= Robindell, Houston =

Human settlement in Houston, Texas, US

Robindell is a subdivision in Southwest Houston, Texas.

==History==
Robert Kuldell developed the community in the 1950s on 110 acre of farmland that belonged to his family. The neighbourhood was originally targeted at former members of the United States Armed Forces. Robindell was developed before Meyerland, Sharpstown, and Westbury were.

In 1997, the City of Houston added Robindell to a neighborhood restoration program.

In 2009, Houston real estate blog website "Swamplot" nominated Robindell as Houston's Most Underappreciated Neighborhood. Similarly in 2010, the Houston Press nominated Robindell as one of Houston's Most Underrated Neighborhoods.

In 2014, Robindell was awarded second-place for "Neighbourhood of the Year" by Swamplot.

==Cityscape==
In 2010, when comparing and contrasting Robindell to Bellaire and Meyerland, Richard Connelly of the Houston Press said that Robindell, like the other two neighbourhoods, has trees, but that "instead of McMansions it's been able to keep its older homes from being uprooted." Connelly added that in Robindell, like the other "hidden neighbourhoods" on the list, "you don't have to travel far to find trouble, but it's worth the occasional siren going by in the night."

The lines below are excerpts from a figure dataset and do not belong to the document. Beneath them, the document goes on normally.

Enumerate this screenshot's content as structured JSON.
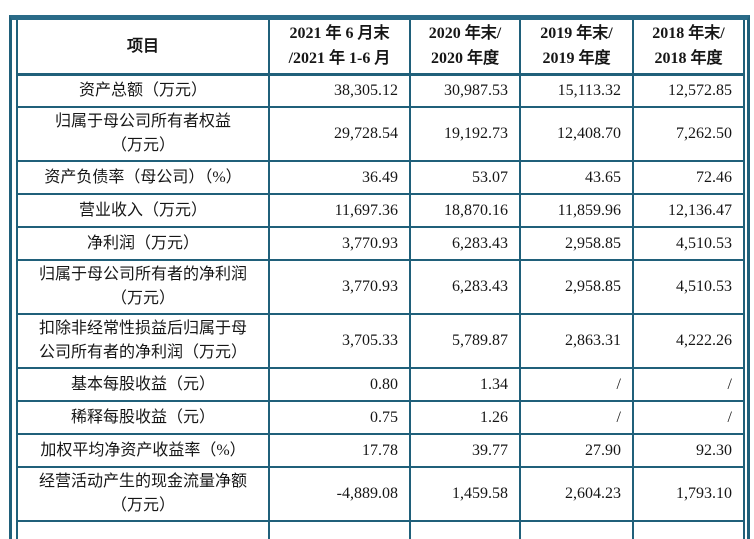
{
  "colors": {
    "border": "#20607a",
    "top_border": "#2a6b88",
    "text": "#161616",
    "background": "#ffffff"
  },
  "table": {
    "columns": [
      "项目",
      "2021 年 6 月末\n/2021 年 1-6 月",
      "2020 年末/\n2020 年度",
      "2019 年末/\n2019 年度",
      "2018 年末/\n2018 年度"
    ],
    "rows": [
      {
        "label": "资产总额（万元）",
        "values": [
          "38,305.12",
          "30,987.53",
          "15,113.32",
          "12,572.85"
        ]
      },
      {
        "label": "归属于母公司所有者权益\n（万元）",
        "values": [
          "29,728.54",
          "19,192.73",
          "12,408.70",
          "7,262.50"
        ]
      },
      {
        "label": "资产负债率（母公司）（%）",
        "values": [
          "36.49",
          "53.07",
          "43.65",
          "72.46"
        ]
      },
      {
        "label": "营业收入（万元）",
        "values": [
          "11,697.36",
          "18,870.16",
          "11,859.96",
          "12,136.47"
        ]
      },
      {
        "label": "净利润（万元）",
        "values": [
          "3,770.93",
          "6,283.43",
          "2,958.85",
          "4,510.53"
        ]
      },
      {
        "label": "归属于母公司所有者的净利润\n（万元）",
        "values": [
          "3,770.93",
          "6,283.43",
          "2,958.85",
          "4,510.53"
        ]
      },
      {
        "label": "扣除非经常性损益后归属于母\n公司所有者的净利润（万元）",
        "values": [
          "3,705.33",
          "5,789.87",
          "2,863.31",
          "4,222.26"
        ]
      },
      {
        "label": "基本每股收益（元）",
        "values": [
          "0.80",
          "1.34",
          "/",
          "/"
        ]
      },
      {
        "label": "稀释每股收益（元）",
        "values": [
          "0.75",
          "1.26",
          "/",
          "/"
        ]
      },
      {
        "label": "加权平均净资产收益率（%）",
        "values": [
          "17.78",
          "39.77",
          "27.90",
          "92.30"
        ]
      },
      {
        "label": "经营活动产生的现金流量净额\n（万元）",
        "values": [
          "-4,889.08",
          "1,459.58",
          "2,604.23",
          "1,793.10"
        ]
      }
    ],
    "partial_next_row_visible": true
  }
}
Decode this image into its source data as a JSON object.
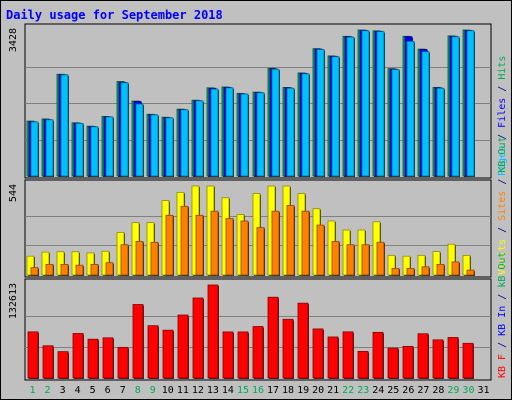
{
  "chart_data": {
    "type": "bar",
    "title": "Daily usage for September 2018",
    "categories": [
      "1",
      "2",
      "3",
      "4",
      "5",
      "6",
      "7",
      "8",
      "9",
      "10",
      "11",
      "12",
      "13",
      "14",
      "15",
      "16",
      "17",
      "18",
      "19",
      "20",
      "21",
      "22",
      "23",
      "24",
      "25",
      "26",
      "27",
      "28",
      "29",
      "30",
      "31"
    ],
    "weekend_days": [
      "1",
      "2",
      "8",
      "9",
      "15",
      "16",
      "22",
      "23",
      "29",
      "30"
    ],
    "panels": [
      {
        "id": "top",
        "max_label": "3428",
        "ymax": 3428,
        "legend": [
          {
            "text": "Pages",
            "color": "#00c0ff"
          },
          {
            "text": " / ",
            "color": "#000080"
          },
          {
            "text": "Files",
            "color": "#0000ff"
          },
          {
            "text": " / ",
            "color": "#000080"
          },
          {
            "text": "Hits",
            "color": "#00aa55"
          }
        ],
        "series": [
          {
            "name": "Hits",
            "color": "#00aa55",
            "values": [
              1290,
              1340,
              2390,
              1250,
              1170,
              1400,
              2220,
              1760,
              1450,
              1380,
              1570,
              1780,
              2070,
              2090,
              1940,
              1970,
              2530,
              2080,
              2420,
              2990,
              2820,
              3280,
              3428,
              3408,
              2520,
              3280,
              2980,
              2080,
              3290,
              3428,
              null
            ]
          },
          {
            "name": "Files",
            "color": "#0000ff",
            "values": [
              1275,
              1325,
              2380,
              1240,
              1160,
              1390,
              2200,
              1750,
              1440,
              1370,
              1560,
              1770,
              2060,
              2080,
              1930,
              1960,
              2515,
              2070,
              2410,
              2980,
              2810,
              3270,
              3420,
              3398,
              2510,
              3270,
              2970,
              2070,
              3280,
              3418,
              null
            ]
          },
          {
            "name": "Pages",
            "color": "#00c0ff",
            "values": [
              1270,
              1320,
              2375,
              1235,
              1155,
              1385,
              2190,
              1690,
              1435,
              1365,
              1555,
              1765,
              2040,
              2070,
              1925,
              1955,
              2505,
              2060,
              2400,
              2970,
              2800,
              3260,
              3410,
              3390,
              2500,
              3160,
              2920,
              2060,
              3270,
              3410,
              null
            ]
          }
        ]
      },
      {
        "id": "middle",
        "max_label": "544",
        "ymax": 544,
        "legend": [
          {
            "text": "Visits",
            "color": "#ffff00"
          },
          {
            "text": " / ",
            "color": "#000080"
          },
          {
            "text": "Sites",
            "color": "#ff8000"
          },
          {
            "text": " / ",
            "color": "#000080"
          },
          {
            "text": "KB Out",
            "color": "#00aa55"
          }
        ],
        "series": [
          {
            "name": "Visits",
            "color": "#ffff00",
            "values": [
              115,
              140,
              142,
              142,
              135,
              145,
              260,
              320,
              320,
              455,
              505,
              544,
              544,
              472,
              370,
              498,
              544,
              544,
              498,
              405,
              330,
              275,
              275,
              325,
              120,
              115,
              120,
              143,
              188,
              120,
              null
            ]
          },
          {
            "name": "Sites",
            "color": "#ff8000",
            "values": [
              45,
              65,
              65,
              60,
              65,
              75,
              185,
              205,
              200,
              365,
              420,
              365,
              390,
              345,
              330,
              290,
              390,
              425,
              390,
              305,
              205,
              185,
              185,
              200,
              40,
              40,
              50,
              65,
              80,
              30,
              null
            ]
          }
        ]
      },
      {
        "id": "bottom",
        "max_label": "132613",
        "ymax": 132613,
        "legend": [
          {
            "text": "KB F",
            "color": "#ff0000"
          },
          {
            "text": " / ",
            "color": "#000080"
          },
          {
            "text": "KB In",
            "color": "#0000ff"
          },
          {
            "text": " / ",
            "color": "#000080"
          },
          {
            "text": "kB Out",
            "color": "#00aa55"
          }
        ],
        "series": [
          {
            "name": "KB F",
            "color": "#ff0000",
            "values": [
              65800,
              46000,
              37600,
              63500,
              55300,
              57300,
              43700,
              104800,
              74600,
              68200,
              89800,
              114100,
              132613,
              65700,
              65700,
              73400,
              115200,
              83700,
              106700,
              70000,
              58500,
              65800,
              38000,
              65100,
              42600,
              45100,
              63100,
              54400,
              57800,
              49500,
              null
            ]
          }
        ]
      }
    ]
  }
}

The subdivision has 610 houses as of 1996, with sizes ranging from 1100 sqft to 1500 sqft. As of that year, the median price was $56,590. As of 1996 the older houses, closer to Beechnut Street, had prices beginning at $50,000 ($ in current money). As of the same year, larger houses, closer to North Braeswood Boulevard, had prices beginning at $100,000 ($ in current money).

As of 1996, housing prices are lower in Robindell than in Meyerland and Maplewood because the Robindell houses are smaller and because Robindell is not zoned to Bellaire High School.

When the houses were first built, customers met with homebuilders and determined which style the house would use. This led to a variety in the housing architecture. Many of the homes are of the mid-century ranch style. Katherine Feser of the Houston Chronicle said that all of the houses had "quality workmanship and materials."

==Transportation==
The Metropolitan Transit Authority of Harris County (METRO) operates public transportation services.

Around 1988, METRO proposed having Beechnut Street widened. Residents of Robindell, Meyerland, and Maplewood appeared before the METRO board and protested the plans, stating that they would result in increased traffic. METRO dropped the plans.

==Government and infrastructure==
Katherine Feser of the Houston Chronicle said that Robindell has always had an active civic club.

==Education==
The Houston Independent School District operates public schools.

Part of Robindell is zoned to McNamara Elementary School, and part is zoned to Herod Elementary School. Part of Robindell is zoned to Sugar Grove Middle School, and part is zoned to Fondren Middle School. All of the community is zoned to Sharpstown High School.

Previously, part of the subdivision was zoned to Sharpstown Middle School.

==Media==

The Bellaire Texan, which served the Robindell community in the mid-20th Century, was headquartered in Bellaire and published by the Texan Publishing Corporation. By 1975 it became known as the Bellaire & Southwestern Texan and was published by the Preston Publishing Company. It was then headquartered in Houston.